İbn Teymiyye rahimehullah şöyle der: “Ehl-i Sünnet ve Cemaat’ın bu konudaki görüşü Kitap ve Sünnet’in delalet ettiği, muhacir ve ensardan oluşan ilk müslümanlarla onlara güzel bir şekilde tabi olanların sahip oldukları görüştür ki o da şudur: Allah azze ve celle her şeyin yaratıcısı ve sahibidir. Bu kapsama kendi başlarına kaim tüm “zatlar” ile bu zatlarda tahakkuk eden tüm “sıfatlar” -ki kulların fiilleri veya fiileri dışındaki şeyler- girer.
Allah azze ve celle neyi dilerse olur, neyi dilemezse olmaz. Onun dilemesi ve kudreti olmadan hiçbir şey olmaz. Dilediği hiçbir şeyi yapmaktan aciz değildir. Bilakis Allah azze ve celle her şeye kadirdir. Her ne dilerse ona mutlaka gücü yeter.
Allah azze ve celle olmuş ve olacağı bilir. Olmayacak bir şey şayet olacak olsa nasıl olacağını da bilir. Buna kulların fiilleri ve başka şeyleri girer. Allah azze ve celle mahlukatın kaderlerini; ömürlerini, rızıklarını, amellerini ve akibetlerinin saadet mi bedbahtlık mı olacağını onları yaratmadan önce belirlemiş ve bunların tümünü yazmıştır. Onlar Ehl-i Sünnet ve Cemaat Allah’ın her şeyi yarattığına, her şeye gücünün yettiğine, her olanı dilediğine, olacakları olmadan önce bilip belirlediğine ve olmadan önce yazdığına inanırlar”
“Bu ümmetin selefinin ve imamları kulların Allah’ın emrettiklerini yapmak, nehyettiklerinden sakınmakla mükellef olduklarında hemfikirdirler, Kitap ve Sünnet’in telaffuz ettiği vaad ve tehdide imanda müttefiktirler. Yine hiç bir kulun terk ettiği hiç bir farzda ve işlediği hiç bir haramda Allah’a azze ve celle karşı sunabileceği hiçbir mazeretinin bulunmadığında, bilakis Allah azze ve celle’ın kullarına karşı tam bir hüccet sahibi olduğunda müttefiktirler.”

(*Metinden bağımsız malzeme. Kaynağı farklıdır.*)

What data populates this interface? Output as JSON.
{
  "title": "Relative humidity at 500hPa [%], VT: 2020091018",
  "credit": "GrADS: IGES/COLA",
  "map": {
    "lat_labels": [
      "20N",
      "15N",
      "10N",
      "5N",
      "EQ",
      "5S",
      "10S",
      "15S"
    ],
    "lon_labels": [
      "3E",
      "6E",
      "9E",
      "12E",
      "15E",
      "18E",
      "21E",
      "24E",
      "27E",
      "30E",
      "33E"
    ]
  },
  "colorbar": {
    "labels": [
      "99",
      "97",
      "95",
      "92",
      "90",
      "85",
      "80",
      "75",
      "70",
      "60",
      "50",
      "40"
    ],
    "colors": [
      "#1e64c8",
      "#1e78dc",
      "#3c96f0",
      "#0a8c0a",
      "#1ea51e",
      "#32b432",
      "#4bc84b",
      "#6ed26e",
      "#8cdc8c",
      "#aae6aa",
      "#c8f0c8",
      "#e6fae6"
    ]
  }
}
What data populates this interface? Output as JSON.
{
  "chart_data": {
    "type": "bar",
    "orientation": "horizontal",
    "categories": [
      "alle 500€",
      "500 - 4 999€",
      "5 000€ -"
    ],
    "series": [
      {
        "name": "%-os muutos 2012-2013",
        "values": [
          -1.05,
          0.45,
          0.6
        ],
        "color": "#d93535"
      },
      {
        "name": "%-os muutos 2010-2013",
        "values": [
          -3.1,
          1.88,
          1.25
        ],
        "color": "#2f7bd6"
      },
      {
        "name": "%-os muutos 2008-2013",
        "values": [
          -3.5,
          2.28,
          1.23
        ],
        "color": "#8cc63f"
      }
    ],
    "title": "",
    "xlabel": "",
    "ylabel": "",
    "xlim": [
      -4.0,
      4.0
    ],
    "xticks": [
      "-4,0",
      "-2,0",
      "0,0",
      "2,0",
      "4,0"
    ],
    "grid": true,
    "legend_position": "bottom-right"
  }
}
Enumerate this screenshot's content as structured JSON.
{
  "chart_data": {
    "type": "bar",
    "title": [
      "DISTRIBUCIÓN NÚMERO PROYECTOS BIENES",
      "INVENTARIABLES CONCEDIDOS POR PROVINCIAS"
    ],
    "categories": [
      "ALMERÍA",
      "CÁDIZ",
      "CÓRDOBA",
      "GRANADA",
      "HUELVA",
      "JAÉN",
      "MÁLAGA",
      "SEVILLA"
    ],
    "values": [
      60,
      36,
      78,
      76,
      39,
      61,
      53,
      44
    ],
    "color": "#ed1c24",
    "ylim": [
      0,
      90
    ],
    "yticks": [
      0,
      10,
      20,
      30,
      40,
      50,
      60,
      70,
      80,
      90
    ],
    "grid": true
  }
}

“Bu ümmetin selefinin ve imamlarının ittifak ettiği hususlardan biri de kaza ve kadere, Allah’ın her şeyin yaratıcısı olduğuna, O’nun neyi dilerse olup neyi dilemezse onun da olmadığına, Allah azze ve celle’ın dilediğine hidayet edip dilediğini saptırdığına, kulların irade ve güç sahibi olup Allah azze ve celle ’ın onlara verdiği güç oranında irade ve güçlerini kullandıklarına, kulların ancak Allah’ın dilediğini dileyebildiklerine inanmalarıdır.”Mecmuu Fetava

Kaderi inkar edenler kitabın yarısına iman ediyor yarısını inkar ediyor. Kader Allah azze ve celle’nin ilmi ve kudreti dahilindedir. Kaderi inkar edenler Allah azze ve celle’nin isimlerini ve sıfatlarını inkar etmiştir. Bu şahısların küfrü açıktır, küfründe şüphe yoktur. Bu şahısların tek bir sapık görüşü yoktur. Bunlar kader ile birlikte şefaati, isa aleyhisselam’ın nuzulünü, deccal’ın çıkışını, mehdi’nin gelişini, kabir azabını, Allah azze ve celle’nin şerri meselelerin çoğunu ya tahrif ediyor yada inkar ediyorlar. Kuran’ın bazı hüküm ayetlerine tarihsel deyip işlevsiz kılıyorlar. Kısacası bu şahıslar dinin sadece kader meselesini değil, dinin bütün asli meselelerini ya inkar ediyor, ya tahrif ediyorlar. Bu şahıslar İmam Buhari rahimehullah’ı sevmezler, çünkü kendileri cehmiye’nin görüşündedirler ve onlardan hiçbir farkı yoktur. Yahudi ve hristiyanların kesdiği yenir bunların kesdiği yenmez. Allah azze ve celle şerlerinden korusun.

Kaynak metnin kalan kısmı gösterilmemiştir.